Fall 2017 - 60905 - PA 388K – Advanced Topics in Public Policy

Poverty & Education Policy

This class is cross-listed with EDA. EDA is the home department.

Through this graduate-level course, students will examine the history of policy efforts to address poverty in the U.S., and analyze the role that public education, and education policy more specifically, has played in national efforts to address poverty. Students will also explore and critique the theoretical debates about the underlying causes of poverty, and explore the consequences of poverty on schooling. Through this course, students will develop the critical tools required to evaluate current policy proposals.

The course will be organized into the following areas of inquiry:   

Poverty trends: Who is affected by poverty? How is poverty measured, and how has this changed over time? What are the implications?
The evolution of social welfare policy: How and why has U.S. social welfare policy evolved the way it has? What explains “American exceptionalism”? What prompted recent efforts to reform welfare? How have these efforts impacted families and children?
The relationship between educational policy and poverty: What role has education policy played in anti-poverty policy? What strategies have been employed?

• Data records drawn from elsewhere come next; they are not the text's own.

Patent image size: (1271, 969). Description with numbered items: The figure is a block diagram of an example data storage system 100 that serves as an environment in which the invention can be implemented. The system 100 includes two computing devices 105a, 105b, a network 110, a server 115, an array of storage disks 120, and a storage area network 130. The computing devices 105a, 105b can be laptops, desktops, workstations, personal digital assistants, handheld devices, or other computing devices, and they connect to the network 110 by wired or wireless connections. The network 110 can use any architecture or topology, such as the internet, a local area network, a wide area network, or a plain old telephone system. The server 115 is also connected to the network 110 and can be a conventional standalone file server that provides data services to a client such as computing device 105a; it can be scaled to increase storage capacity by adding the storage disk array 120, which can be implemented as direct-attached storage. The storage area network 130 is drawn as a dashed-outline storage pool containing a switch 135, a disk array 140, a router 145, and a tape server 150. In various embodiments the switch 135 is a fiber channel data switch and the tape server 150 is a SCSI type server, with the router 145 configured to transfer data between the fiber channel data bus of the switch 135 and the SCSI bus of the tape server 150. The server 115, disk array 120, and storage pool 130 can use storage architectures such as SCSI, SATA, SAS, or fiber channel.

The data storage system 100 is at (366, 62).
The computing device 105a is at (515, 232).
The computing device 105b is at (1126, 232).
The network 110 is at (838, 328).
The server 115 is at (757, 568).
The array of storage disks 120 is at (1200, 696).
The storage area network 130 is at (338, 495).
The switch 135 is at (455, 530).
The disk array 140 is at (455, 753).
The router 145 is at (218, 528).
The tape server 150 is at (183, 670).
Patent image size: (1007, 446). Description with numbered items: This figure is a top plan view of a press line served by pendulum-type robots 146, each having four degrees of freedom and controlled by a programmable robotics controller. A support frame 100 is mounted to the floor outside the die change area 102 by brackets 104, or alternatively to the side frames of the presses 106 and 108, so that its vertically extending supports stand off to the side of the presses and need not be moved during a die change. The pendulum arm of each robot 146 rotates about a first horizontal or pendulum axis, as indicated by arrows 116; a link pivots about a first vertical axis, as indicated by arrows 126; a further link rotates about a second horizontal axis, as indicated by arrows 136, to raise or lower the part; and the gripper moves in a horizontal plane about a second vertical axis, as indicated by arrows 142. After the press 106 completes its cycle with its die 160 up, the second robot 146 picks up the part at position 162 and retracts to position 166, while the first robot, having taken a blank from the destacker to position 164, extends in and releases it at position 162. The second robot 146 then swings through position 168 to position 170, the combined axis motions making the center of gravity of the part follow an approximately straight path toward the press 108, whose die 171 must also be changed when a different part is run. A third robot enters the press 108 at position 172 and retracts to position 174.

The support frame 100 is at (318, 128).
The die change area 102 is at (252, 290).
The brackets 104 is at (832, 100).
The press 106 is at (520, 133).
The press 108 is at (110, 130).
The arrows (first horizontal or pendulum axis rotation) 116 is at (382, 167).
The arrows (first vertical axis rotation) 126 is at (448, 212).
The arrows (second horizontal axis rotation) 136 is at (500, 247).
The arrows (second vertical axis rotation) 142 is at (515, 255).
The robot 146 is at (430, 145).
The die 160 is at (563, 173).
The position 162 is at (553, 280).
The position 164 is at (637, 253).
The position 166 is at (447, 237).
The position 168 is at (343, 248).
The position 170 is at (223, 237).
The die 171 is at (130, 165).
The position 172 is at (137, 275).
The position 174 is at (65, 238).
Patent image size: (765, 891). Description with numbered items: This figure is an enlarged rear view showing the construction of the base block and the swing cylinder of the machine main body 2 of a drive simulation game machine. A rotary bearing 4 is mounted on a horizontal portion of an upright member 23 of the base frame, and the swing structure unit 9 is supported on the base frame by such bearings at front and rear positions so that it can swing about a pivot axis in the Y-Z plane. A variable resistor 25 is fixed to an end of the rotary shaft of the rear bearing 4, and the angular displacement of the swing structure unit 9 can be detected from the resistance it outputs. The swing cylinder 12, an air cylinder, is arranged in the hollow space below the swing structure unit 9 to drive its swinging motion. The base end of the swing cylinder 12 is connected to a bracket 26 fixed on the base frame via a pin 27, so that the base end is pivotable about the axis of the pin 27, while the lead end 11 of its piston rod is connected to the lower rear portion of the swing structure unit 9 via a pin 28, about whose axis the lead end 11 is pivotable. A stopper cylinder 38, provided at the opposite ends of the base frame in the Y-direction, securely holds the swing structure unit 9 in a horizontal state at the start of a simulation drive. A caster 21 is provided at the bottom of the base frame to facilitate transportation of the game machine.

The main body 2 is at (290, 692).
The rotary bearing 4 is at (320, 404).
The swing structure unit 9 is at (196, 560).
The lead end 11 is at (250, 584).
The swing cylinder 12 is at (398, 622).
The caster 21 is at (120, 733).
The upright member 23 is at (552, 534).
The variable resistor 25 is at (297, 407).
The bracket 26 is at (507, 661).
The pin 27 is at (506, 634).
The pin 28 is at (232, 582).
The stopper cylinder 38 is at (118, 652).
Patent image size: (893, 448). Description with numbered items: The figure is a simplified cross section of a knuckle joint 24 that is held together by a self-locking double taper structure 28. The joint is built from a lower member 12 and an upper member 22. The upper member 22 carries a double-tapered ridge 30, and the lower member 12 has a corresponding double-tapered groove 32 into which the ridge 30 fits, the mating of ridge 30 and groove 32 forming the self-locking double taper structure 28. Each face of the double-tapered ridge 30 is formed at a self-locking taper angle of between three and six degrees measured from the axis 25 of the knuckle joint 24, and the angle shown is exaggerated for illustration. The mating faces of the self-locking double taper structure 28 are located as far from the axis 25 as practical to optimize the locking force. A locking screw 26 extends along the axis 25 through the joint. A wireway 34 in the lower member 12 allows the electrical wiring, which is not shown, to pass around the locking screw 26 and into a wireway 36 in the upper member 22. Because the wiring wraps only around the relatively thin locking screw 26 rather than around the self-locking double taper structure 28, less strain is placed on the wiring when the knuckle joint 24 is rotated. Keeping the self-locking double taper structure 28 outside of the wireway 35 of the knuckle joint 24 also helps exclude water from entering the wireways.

How How ha How have education policy efforts shifted time? How have these strategies related to shifting understandings of the causes of school failure for at-risk students?
Understanding the causes and consequences of poverty:  What are competing explanations for the causes of poverty? Is there a “culture of poverty”?  How does an understanding of the lives of families and children in poverty affect policy decisions?
New policy directions: What are some new policy options and what role has social science played in the policy process.